On May 14, Payton Gendron, an 18-year-old white male, shot and killed 10 at a supermarket and left three injured; 11 who were shot were black. Gendron described himself as a white supremacist.
According to the manifesto Gendron posted online, he said he chose Buffalo because of strict laws governing gun ownership there and because it has a large black population.
Swain said the Buffalo incident should be looked at in the context of broader hate crimes. She also thinks that there needs to be less focus on inclusion, equity initiatives, and the differences among groups, and a greater focus on what unites us as Americans.
“What happened was tragic. But we also need to look at the subway incident, we also need to look at the hate crimes that take place involving other groups. And we need to look at ourselves and our leaders and how they’re responding,” Swain said.

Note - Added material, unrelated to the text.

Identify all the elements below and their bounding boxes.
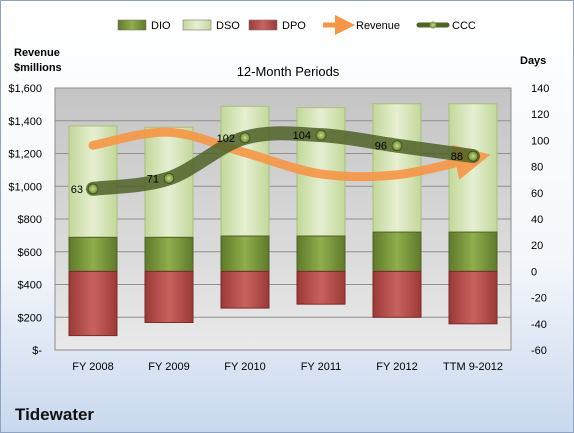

“Right now, we have the critical race theory, the diversity, equity, inclusion being pushed upon the population in a way that divides people, it creates racial animosity and hatred.”
Swain said political leaders are stoking divisions and allowing those on the left who vandalized business and federal buildings in the 2020 riots to get away with violence.
“As long as politicians see political advantage to dividing people along racial lines, I think you’re going to have young people, you know, that have grievances, and they see racial double standards, and they get angrier and angrier,” Swain said.
“What we find is that, in this environment, the political parties are divided to a large extent. The Democrats see political advantage to dividing people along racial and ethnic lines. And with the Republicans, they’re too afraid to stand up.”
A crucial step toward building unity is allowing for free speech and open dialogue, she said.
“Unfortunately, we have created a society where people can’t talk. We would be much better off if we could talk freely,” said Swain.
“If we stood up for principles, old-fashioned Judeo-Christian principles, as well as the Civil Rights Act of 1964, Equal Protection Clause of the Constitution, if we kept taking things back to principled responses, then I think there would be less animosity,” she added.
President Joe Biden and First Lady Jill Biden went to Buffalo to visit the community that lost loved ones in the shooting. In his speech, the president called the shooting in Buffalo an act of “domestic terrorism,” invoked the Jan. 6 incident, and lumped the two together under the banner of white supremacy.
Swain called Biden’s remarks “pandering” saying, “When I look at Jan. 6, [it] has nothing to do with this young man in Buffalo, absolutely nothing.”
The vast majority of Jan. 6 protesters said that they were at the Capitol to voice their objection to the 2020 election irregularities and lack of election integrity.